Image by Jackie Wong

Dr. Elvin Wyly’s Teach-In Speech: “You are students, not $tudent$”

In the last thirty years, higher education has been transformed.  While education has been promoted and celebrated as the source of innovation and advances in “human capital,” the public missions of education have slowly been abandoned and replaced with the cold calculus of supply and demand.  Every year brings a few more changes that make it harder to see what a university is really all about:  a space of thought, inquiry, and exploration that is freed and protected from the market processes that shape everything in the rest of society.  If education is to remain true to its mission — a mission of genuine public education — it must remain universally open and accessible.
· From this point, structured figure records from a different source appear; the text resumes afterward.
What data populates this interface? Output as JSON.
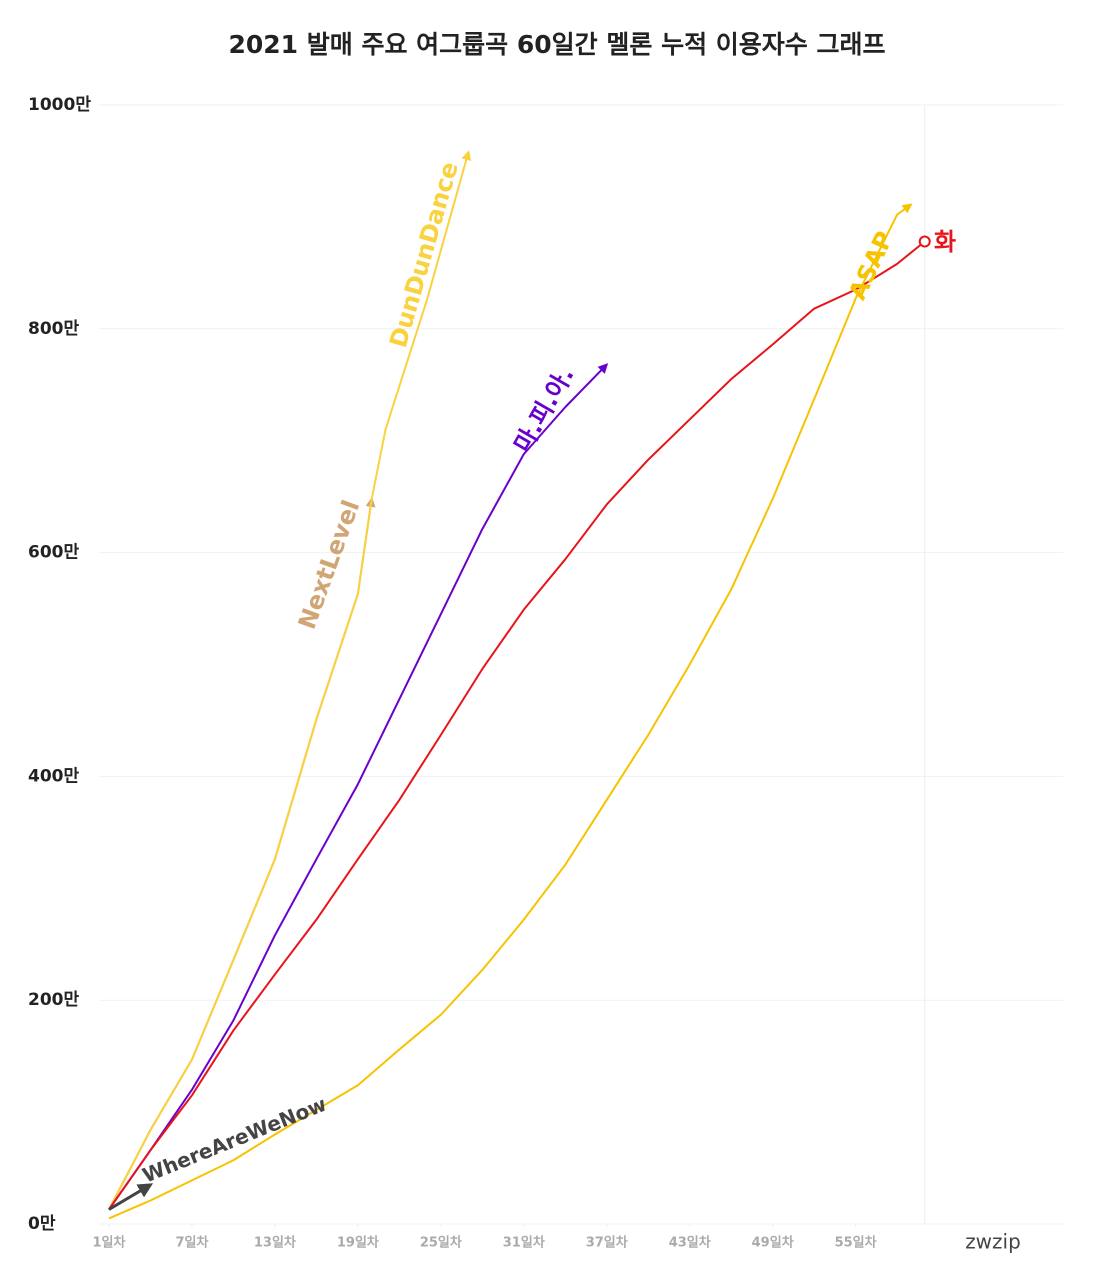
{
  "chart_data": {
    "type": "line",
    "title": "2021 발매 주요 여그룹곡 60일간 멜론 누적 이용자수 그래프",
    "watermark": "zwzip",
    "xlim": [
      1,
      70
    ],
    "ylim": [
      0,
      1000
    ],
    "xticks": [
      {
        "value": 1,
        "label": "1일차"
      },
      {
        "value": 7,
        "label": "7일차"
      },
      {
        "value": 13,
        "label": "13일차"
      },
      {
        "value": 19,
        "label": "19일차"
      },
      {
        "value": 25,
        "label": "25일차"
      },
      {
        "value": 31,
        "label": "31일차"
      },
      {
        "value": 37,
        "label": "37일차"
      },
      {
        "value": 43,
        "label": "43일차"
      },
      {
        "value": 49,
        "label": "49일차"
      },
      {
        "value": 55,
        "label": "55일차"
      }
    ],
    "yticks": [
      {
        "value": 0,
        "label": "0만"
      },
      {
        "value": 200,
        "label": "200만"
      },
      {
        "value": 400,
        "label": "400만"
      },
      {
        "value": 600,
        "label": "600만"
      },
      {
        "value": 800,
        "label": "800만"
      },
      {
        "value": 1000,
        "label": "1000만"
      }
    ],
    "reference_x": 60,
    "grid": true,
    "series": [
      {
        "name": "NextLevel",
        "color": "#d2a574",
        "end": "arrow",
        "x": [
          1,
          4,
          7,
          10,
          13,
          16,
          19,
          20
        ],
        "values": [
          13,
          84,
          147,
          236,
          326,
          451,
          563,
          648
        ]
      },
      {
        "name": "DunDunDance",
        "color": "#f9d23e",
        "end": "arrow",
        "x": [
          1,
          4,
          7,
          10,
          13,
          16,
          19,
          20,
          21,
          24,
          27
        ],
        "values": [
          13,
          84,
          147,
          236,
          326,
          451,
          563,
          648,
          710,
          826,
          958
        ]
      },
      {
        "name": "마.피.아.",
        "color": "#6a00cc",
        "end": "arrow",
        "x": [
          1,
          4,
          7,
          10,
          13,
          16,
          19,
          22,
          25,
          28,
          31,
          34,
          37
        ],
        "values": [
          13,
          66,
          120,
          182,
          258,
          326,
          393,
          469,
          545,
          621,
          688,
          730,
          768
        ]
      },
      {
        "name": "화",
        "color": "#e8141b",
        "end": "circle",
        "x": [
          1,
          4,
          7,
          10,
          13,
          16,
          19,
          22,
          25,
          28,
          31,
          34,
          37,
          40,
          43,
          46,
          49,
          52,
          55,
          58,
          60
        ],
        "values": [
          13,
          66,
          115,
          173,
          223,
          272,
          326,
          379,
          437,
          496,
          549,
          594,
          643,
          683,
          719,
          755,
          786,
          818,
          835,
          858,
          878
        ]
      },
      {
        "name": "ASAP",
        "color": "#f7c300",
        "end": "arrow",
        "x": [
          1,
          4,
          7,
          10,
          13,
          16,
          19,
          22,
          25,
          28,
          31,
          34,
          37,
          40,
          43,
          46,
          49,
          52,
          55,
          58,
          59
        ],
        "values": [
          5,
          21,
          39,
          57,
          80,
          102,
          124,
          156,
          187,
          227,
          272,
          321,
          379,
          437,
          500,
          567,
          648,
          737,
          827,
          902,
          911
        ]
      },
      {
        "name": "WhereAreWeNow",
        "color": "#444444",
        "end": "arrow",
        "x": [
          1,
          4
        ],
        "values": [
          13,
          35
        ]
      }
    ]
  }
}
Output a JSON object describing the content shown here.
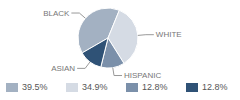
{
  "chart_data": {
    "type": "pie",
    "categories": [
      "BLACK",
      "WHITE",
      "HISPANIC",
      "ASIAN"
    ],
    "values": [
      39.5,
      34.9,
      12.8,
      12.8
    ],
    "value_labels": [
      "39.5%",
      "34.9%",
      "12.8%",
      "12.8%"
    ],
    "colors": [
      "#a3b1c2",
      "#d5dbe4",
      "#7b90aa",
      "#2f5276"
    ],
    "legend": "bottom"
  }
}
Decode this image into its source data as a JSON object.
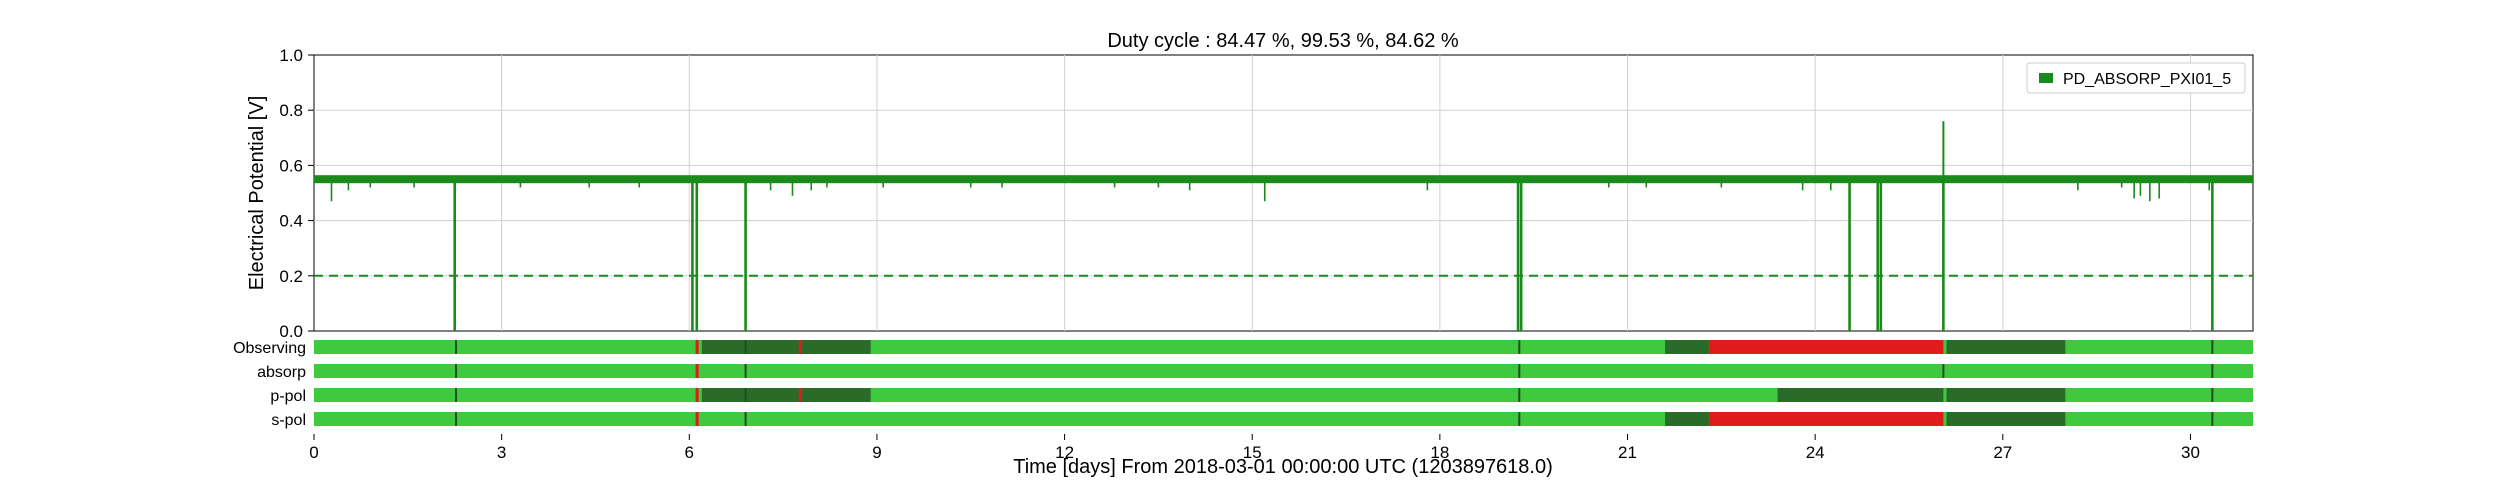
{
  "chart_data": {
    "type": "line",
    "title": "Duty cycle : 84.47 %, 99.53 %, 84.62 %",
    "xlabel": "Time [days] From 2018-03-01 00:00:00 UTC (1203897618.0)",
    "ylabel": "Electrical Potential [V]",
    "xlim": [
      0,
      31
    ],
    "ylim": [
      0,
      1.0
    ],
    "x_ticks": [
      0,
      3,
      6,
      9,
      12,
      15,
      18,
      21,
      24,
      27,
      30
    ],
    "y_ticks": [
      0.0,
      0.2,
      0.4,
      0.6,
      0.8,
      1.0
    ],
    "grid": true,
    "legend_position": "top-right",
    "threshold": 0.2,
    "series": [
      {
        "name": "PD_ABSORP_PXI01_5",
        "color": "#1a8a1a",
        "baseline": 0.55,
        "dips": [
          {
            "x": 0.28,
            "y": 0.47
          },
          {
            "x": 0.55,
            "y": 0.51
          },
          {
            "x": 0.9,
            "y": 0.52
          },
          {
            "x": 1.6,
            "y": 0.52
          },
          {
            "x": 2.25,
            "y": 0.0
          },
          {
            "x": 3.3,
            "y": 0.52
          },
          {
            "x": 4.4,
            "y": 0.52
          },
          {
            "x": 5.2,
            "y": 0.52
          },
          {
            "x": 6.05,
            "y": 0.0
          },
          {
            "x": 6.12,
            "y": 0.0
          },
          {
            "x": 6.9,
            "y": 0.0
          },
          {
            "x": 7.3,
            "y": 0.51
          },
          {
            "x": 7.65,
            "y": 0.49
          },
          {
            "x": 7.95,
            "y": 0.51
          },
          {
            "x": 8.2,
            "y": 0.52
          },
          {
            "x": 9.1,
            "y": 0.52
          },
          {
            "x": 10.5,
            "y": 0.52
          },
          {
            "x": 11.0,
            "y": 0.52
          },
          {
            "x": 12.8,
            "y": 0.52
          },
          {
            "x": 13.5,
            "y": 0.52
          },
          {
            "x": 14.0,
            "y": 0.51
          },
          {
            "x": 15.2,
            "y": 0.47
          },
          {
            "x": 17.8,
            "y": 0.51
          },
          {
            "x": 19.25,
            "y": 0.0
          },
          {
            "x": 19.3,
            "y": 0.0
          },
          {
            "x": 20.7,
            "y": 0.52
          },
          {
            "x": 21.3,
            "y": 0.52
          },
          {
            "x": 22.5,
            "y": 0.52
          },
          {
            "x": 23.8,
            "y": 0.51
          },
          {
            "x": 24.25,
            "y": 0.51
          },
          {
            "x": 24.55,
            "y": 0.0
          },
          {
            "x": 25.0,
            "y": 0.0
          },
          {
            "x": 25.05,
            "y": 0.0
          },
          {
            "x": 26.05,
            "y": 0.0
          },
          {
            "x": 28.2,
            "y": 0.51
          },
          {
            "x": 28.9,
            "y": 0.52
          },
          {
            "x": 29.1,
            "y": 0.48
          },
          {
            "x": 29.2,
            "y": 0.49
          },
          {
            "x": 29.35,
            "y": 0.47
          },
          {
            "x": 29.5,
            "y": 0.48
          },
          {
            "x": 30.3,
            "y": 0.51
          },
          {
            "x": 30.35,
            "y": 0.0
          }
        ],
        "spikes": [
          {
            "x": 26.05,
            "y": 0.76
          }
        ]
      }
    ],
    "state_bars": {
      "colors": {
        "active": "#3ec93e",
        "partial": "#2a6b2a",
        "inactive": "#e01b1b"
      },
      "rows": [
        {
          "name": "Observing",
          "segments": [
            {
              "start": 6.1,
              "end": 6.15,
              "state": "inactive"
            },
            {
              "start": 6.2,
              "end": 8.9,
              "state": "partial"
            },
            {
              "start": 7.75,
              "end": 7.8,
              "state": "inactive"
            },
            {
              "start": 21.6,
              "end": 22.3,
              "state": "partial"
            },
            {
              "start": 22.3,
              "end": 26.05,
              "state": "inactive"
            },
            {
              "start": 26.1,
              "end": 28.0,
              "state": "partial"
            }
          ],
          "markers": [
            2.27,
            6.9,
            19.27,
            30.35
          ]
        },
        {
          "name": "absorp",
          "segments": [
            {
              "start": 6.1,
              "end": 6.15,
              "state": "inactive"
            }
          ],
          "markers": [
            2.27,
            6.9,
            19.27,
            26.05,
            30.35
          ]
        },
        {
          "name": "p-pol",
          "segments": [
            {
              "start": 6.1,
              "end": 6.15,
              "state": "inactive"
            },
            {
              "start": 6.2,
              "end": 8.9,
              "state": "partial"
            },
            {
              "start": 7.75,
              "end": 7.8,
              "state": "inactive"
            },
            {
              "start": 23.4,
              "end": 26.05,
              "state": "partial"
            },
            {
              "start": 26.1,
              "end": 28.0,
              "state": "partial"
            }
          ],
          "markers": [
            2.27,
            6.9,
            19.27,
            30.35
          ]
        },
        {
          "name": "s-pol",
          "segments": [
            {
              "start": 6.1,
              "end": 6.15,
              "state": "inactive"
            },
            {
              "start": 21.6,
              "end": 22.3,
              "state": "partial"
            },
            {
              "start": 22.3,
              "end": 26.05,
              "state": "inactive"
            },
            {
              "start": 26.1,
              "end": 28.0,
              "state": "partial"
            }
          ],
          "markers": [
            2.27,
            6.9,
            19.27,
            30.35
          ]
        }
      ]
    }
  }
}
We will be told that a ten percent increase on international students still makes UBC a bargain compared to competitor institutions.  We will be told that a twenty-percent increase for residence hall contracts is reasonable compared to the housing market in Vancouver.  These points are distractions.  What matters is that more and more activities at UBC are assigned prices, and evaluated according to the logic of market demand and market competition.  This leads everyone to see themselves differently.  Professors begin to see themselves as entrepreneurs, bargaining for the best salaries they can get.  Administrators look at some students as lucrative sources of revenue, while they look at others as costs.  Schools, departments, and majors compete with one another, and those “in demand” start charging more.  And all of these changes make it harder for students to see themselves as students.

Instead, students are encouraged to think of themselves as customers, paying for just another commodity.  This seems so natural, because everything outside the university is now a commodity with a price attached.  But this is a threat to the spirit of education in a university.  Assigning prices to different aspects of the educational experience just takes us down a road of endless and divisive fights.  Why are some students paying more than others?  Whose extra fees are “subsidizing” the lower costs paid by others?  As soon as these questions are asked, students can no longer see themselves as students.  Instead, the conversation becomes a divisive struggle over the inequalities of opportunity and of history that shape the world outside the university.  As those inequalities widen, it becomes ever more difficult for students to see their common fate on the precipice of an uncertain, unequal world.  It becomes more difficult for students to think differently — even if it’s only for the short time they spend at a university.

Protect the opportunity to think differently.  Protect your solidarity.  Do not allow the details of cost comparisons, market benchmarks, and competitive positions to distract you.  Do not allow detailed proposals for how to spread the costs divide you.  While you are here, you are all students, not customers.  You are creators, collaborators, and citizens.  You are not competitors or commodities.

You are students, not $tudents$.

And you are at a place of mind, not a place of money.


Dr. Elvin Wyly is an Associate Professor in the UBC Department of Geography and the Chair of the Urban Studies program.